Вениамин Сергеевич — так стали навеличивать Веню — в «Васюганский» приехал всего на пару недель, для контрольного учета нескольких поселений бобров. Приехал нежданно: Иван Васильевич был в то время на Тенисе. Аспирант сплавал по Тартасу с егерем — единственным на весь район. Поездкой Вениамин Сергеевич остался весьма доволен, сказал, что на следующий сезон разрешат лицензионный промысел бобров. Ивану Васильевичу был передан большой привет и не меньшее сожаление о том, что не удалось повидаться. Но старик обиделся. Как же так, не написать ему загодя, не дать в крайности телеграммы?

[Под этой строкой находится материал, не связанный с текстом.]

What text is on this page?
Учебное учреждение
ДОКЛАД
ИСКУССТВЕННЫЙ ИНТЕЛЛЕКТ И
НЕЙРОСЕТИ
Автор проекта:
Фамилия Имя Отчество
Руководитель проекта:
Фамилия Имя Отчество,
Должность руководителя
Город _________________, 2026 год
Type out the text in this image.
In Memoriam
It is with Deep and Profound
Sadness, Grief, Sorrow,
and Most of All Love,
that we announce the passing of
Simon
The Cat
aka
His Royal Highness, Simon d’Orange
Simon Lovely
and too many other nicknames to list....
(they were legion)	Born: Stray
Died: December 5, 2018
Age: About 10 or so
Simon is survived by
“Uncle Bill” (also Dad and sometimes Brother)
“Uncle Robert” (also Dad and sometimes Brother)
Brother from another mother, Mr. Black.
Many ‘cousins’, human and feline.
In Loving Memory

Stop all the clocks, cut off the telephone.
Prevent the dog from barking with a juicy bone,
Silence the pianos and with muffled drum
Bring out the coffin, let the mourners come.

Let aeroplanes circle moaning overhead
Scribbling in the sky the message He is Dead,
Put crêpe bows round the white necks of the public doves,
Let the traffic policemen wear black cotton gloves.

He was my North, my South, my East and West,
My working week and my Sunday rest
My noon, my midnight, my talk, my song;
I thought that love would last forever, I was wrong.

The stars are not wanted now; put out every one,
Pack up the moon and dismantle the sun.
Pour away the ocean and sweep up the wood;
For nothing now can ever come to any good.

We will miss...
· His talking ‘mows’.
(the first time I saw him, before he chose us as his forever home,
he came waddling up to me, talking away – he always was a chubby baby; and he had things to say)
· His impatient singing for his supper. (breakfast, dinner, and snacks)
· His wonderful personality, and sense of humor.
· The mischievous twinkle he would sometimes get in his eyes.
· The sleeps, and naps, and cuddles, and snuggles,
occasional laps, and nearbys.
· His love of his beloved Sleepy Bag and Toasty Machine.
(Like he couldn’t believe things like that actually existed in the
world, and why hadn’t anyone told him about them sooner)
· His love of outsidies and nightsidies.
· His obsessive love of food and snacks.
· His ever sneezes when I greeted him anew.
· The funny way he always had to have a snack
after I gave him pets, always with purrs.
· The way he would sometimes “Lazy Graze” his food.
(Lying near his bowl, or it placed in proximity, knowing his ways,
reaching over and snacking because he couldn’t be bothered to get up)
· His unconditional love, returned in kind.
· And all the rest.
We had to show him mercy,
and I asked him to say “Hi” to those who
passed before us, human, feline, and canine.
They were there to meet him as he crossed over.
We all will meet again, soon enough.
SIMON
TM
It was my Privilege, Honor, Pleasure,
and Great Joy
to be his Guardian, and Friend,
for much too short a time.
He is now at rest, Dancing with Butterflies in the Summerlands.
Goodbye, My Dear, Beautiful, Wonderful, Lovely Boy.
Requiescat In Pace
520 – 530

Письма-пакеты из Иркутска больше не приходили, вместо них припархивали на Новый год яркие поздравительные открытки. В одной сообщалось, что диссертация о тартасских бобрах защищена успешно. Иван Васильевич хотел было не отвечать, но потом стал наказывать внучке посылать Вениамину Сергеевичу поздравления с Новым годом. Пусть думает, что сам он болен, пусть думает, что обиделся. Так оно и было. Поймет — хорошо, а нет — так нет. И вот прилетела в васюганскую тайгу новая весточка от Вени — и какая, и каким образом! Иван Васильевич сидел у костра, пил чай и слушал вполуха на суку транзистор «Геолог». И вдруг после легкой музыки объявляют: «Слушайте передачу из цикла „Человек и природа“ „Каким быть госпромхозу“. У микрофона преподаватель факультета охотоведения Иркутского сельхозинститута кандидат биологических наук Вениамин Сергеевич Демидов». И точно: Венин голос — резкий, отрывистый. Иван Васильевич кружку в сторону, уши свои большие навел, как локаторы, на транзистор, кажется, и не дышал. Хорошо говорил Веня! И что нынче госпромхозы маломощны, бесправны — тут, к слову, Веня и «Васюганский» помянул! — и что с их интересами не считаются работники других ведомств — лесники, мелиораторы, строители. Словом, в тайге нет одного главного хозяина. А таковым должен был стать, по Вениному проекту, госпромхоз — комплексное, хозрасчетное хозяйство, оснащенное вездеходами, «Буранами», а в некоторых случаях и арендованными вертолетами. Ничто не должно пропадать в тайге — ни гриб, ни ягода, ни орех, ни такая, казалось бы, малопригодная живность, как мормыш. Ловят его мизер — аквариумным рыбкам да на продажу рыболовам-любителям. А ведь мормыш, запасы которого огромны, — отличный корм для домашней птицы и свиней. Подумал Веня и о зверофермах возле рыбных озер, и об охране угодий. Кроме штатных егерей, ею должны заниматься на своих участках все работники промхоза. Егерь-промысловик — так их следовало бы называть. Еще упоминалось о типовых промысловых избушках, банях на колесах и прочих удобствах для безбедной работы и жизни в тайге.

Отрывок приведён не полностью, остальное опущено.